Reduction of Alkynes to <em>trans</em>-Alkenes: Sodium in Liquid Ammonia

Overview

Alkynes can be reduced to trans-alkenes using sodium or lithium in liquid ammonia. The reaction, known as dissolving metal reduction, proceeds with an anti addition of hydrogen across the carbon–carbon triple bond to form the trans product. Since ammonia exists as a gas (bp = −33°C) at room temperature, the reaction is carried out at low temperatures using a mixture of dry ice (sublimes at −78°C) and acetone.

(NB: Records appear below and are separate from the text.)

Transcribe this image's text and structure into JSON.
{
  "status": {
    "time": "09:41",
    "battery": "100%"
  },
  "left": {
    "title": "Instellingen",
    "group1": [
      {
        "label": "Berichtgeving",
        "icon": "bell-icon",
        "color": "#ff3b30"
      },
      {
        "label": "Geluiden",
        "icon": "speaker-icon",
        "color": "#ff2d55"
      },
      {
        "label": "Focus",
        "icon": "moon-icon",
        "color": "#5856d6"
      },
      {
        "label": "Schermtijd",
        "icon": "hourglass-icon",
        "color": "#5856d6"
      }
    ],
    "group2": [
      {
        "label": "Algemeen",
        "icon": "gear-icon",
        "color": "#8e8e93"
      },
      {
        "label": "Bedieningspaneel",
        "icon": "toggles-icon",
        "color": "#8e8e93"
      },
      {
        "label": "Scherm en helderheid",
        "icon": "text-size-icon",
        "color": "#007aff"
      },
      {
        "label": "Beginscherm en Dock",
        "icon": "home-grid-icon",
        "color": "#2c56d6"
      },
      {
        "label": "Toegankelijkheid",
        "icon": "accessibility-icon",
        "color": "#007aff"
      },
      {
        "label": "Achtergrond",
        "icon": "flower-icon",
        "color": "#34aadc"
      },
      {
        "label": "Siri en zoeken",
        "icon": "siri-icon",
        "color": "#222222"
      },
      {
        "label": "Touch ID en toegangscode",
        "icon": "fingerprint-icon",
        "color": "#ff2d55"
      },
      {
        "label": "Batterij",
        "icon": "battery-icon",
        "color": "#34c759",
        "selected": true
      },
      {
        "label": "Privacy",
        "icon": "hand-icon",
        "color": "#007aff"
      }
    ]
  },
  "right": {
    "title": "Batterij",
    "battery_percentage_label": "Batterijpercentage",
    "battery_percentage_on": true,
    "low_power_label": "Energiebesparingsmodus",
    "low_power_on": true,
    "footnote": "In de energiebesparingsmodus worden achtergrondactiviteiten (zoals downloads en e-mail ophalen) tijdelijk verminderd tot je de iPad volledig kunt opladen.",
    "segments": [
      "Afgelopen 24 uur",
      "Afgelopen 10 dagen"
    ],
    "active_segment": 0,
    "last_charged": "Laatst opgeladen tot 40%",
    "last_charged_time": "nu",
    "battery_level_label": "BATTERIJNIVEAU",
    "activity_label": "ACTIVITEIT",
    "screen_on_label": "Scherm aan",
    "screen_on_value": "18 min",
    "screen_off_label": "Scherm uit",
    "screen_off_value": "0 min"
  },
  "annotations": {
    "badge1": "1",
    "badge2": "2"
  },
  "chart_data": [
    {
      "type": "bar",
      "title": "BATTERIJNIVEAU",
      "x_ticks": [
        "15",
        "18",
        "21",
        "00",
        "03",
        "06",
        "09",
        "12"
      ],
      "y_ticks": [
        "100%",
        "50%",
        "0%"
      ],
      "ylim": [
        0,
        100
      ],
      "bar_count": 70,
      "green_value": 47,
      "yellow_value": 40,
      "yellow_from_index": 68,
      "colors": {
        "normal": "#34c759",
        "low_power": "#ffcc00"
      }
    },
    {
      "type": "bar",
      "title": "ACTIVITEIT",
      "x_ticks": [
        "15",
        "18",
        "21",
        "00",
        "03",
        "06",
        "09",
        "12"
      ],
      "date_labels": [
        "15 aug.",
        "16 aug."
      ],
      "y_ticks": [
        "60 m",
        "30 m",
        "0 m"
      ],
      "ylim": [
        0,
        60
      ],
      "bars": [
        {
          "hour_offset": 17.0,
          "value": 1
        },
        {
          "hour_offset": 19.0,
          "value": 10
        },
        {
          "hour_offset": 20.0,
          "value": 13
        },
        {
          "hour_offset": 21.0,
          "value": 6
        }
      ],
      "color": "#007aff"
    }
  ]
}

When dissolved in liquid ammonia, an alkali metal, such as sodium, dissociates into a cation and a free electron. Ammonia molecules surround the free electrons, creating solvated electrons that impart a blue color to the solution. Solvated electrons are strong reducing agents and readily add to the alkyne triple bond.

Limitation:

The reduction of terminal alkynes with sodium in liquid ammonia does not proceed as efficiently as the reduction of internal alkynes. This is because terminal alkynes have acidic protons that readily react with the sodium–liquid ammonia mixture to form sodium acetylide. Stoichiometrically, three moles of a terminal alkyne undergo metal-dissolved reduction to give only one mole of the corresponding alkene and two moles of sodium acetylide.

Therefore, the reaction conditions need to be modified to completely convert terminal alkynes to alkenes. A common approach involves adding ammonium sulfate to the reaction mixture. The ammonium ion released into the solution protonates the acetylide, thus preserving the terminal alkyne for subsequent reduction.

Procedure

Alkynes can be reduced to trans alkenes using alkali metals, like sodium or lithium, in liquid ammonia at low temperatures via a reaction called dissolving-metal reduction.

When alkali metals dissolve in liquid ammonia, they lose their single valence electron to the solvent, producing solvated electrons and turning the solution blue at low to moderate concentrations.

Solvated electrons act as strong reducing agents and readily add to the alkyne triple bond.

The mechanism begins with the addition of a solvated electron to the alkyne, forming a vinylic radical anion.

Note that the movement of a single electron is depicted by a single-headed curved arrow, often called a fishhook arrow. In contrast, a double-headed curved arrow signifies the movement of two electrons.

The radical anion formed in the first step is an intermediate. Here, the negative charge associated with the lone pair makes it an anion, while the unpaired electron lends a radical character.

Further, the radical anion can adopt two different configurations where the paired and unpaired electrons are oriented cis or trans to each other. The trans configuration is favored since it minimizes electronic repulsions, which influences the stereochemistry of the final product.

Next, the vinylic radical anion, a strong base, abstracts a proton from ammonia, forming a stable trans vinylic radical.

The addition of another electron to the vinylic radical gives a trans vinylic anion, which upon protonation by ammonia generates the trans alkene.

The reaction consistently involves anti addition of two hydrogen atoms across the carbon–carbon triple bond and thus is stereospecific.

However, while the dissolving-metal reduction method generates a trans alkene, reduction in the presence of Lindlar's catalyst yields a cis alkene.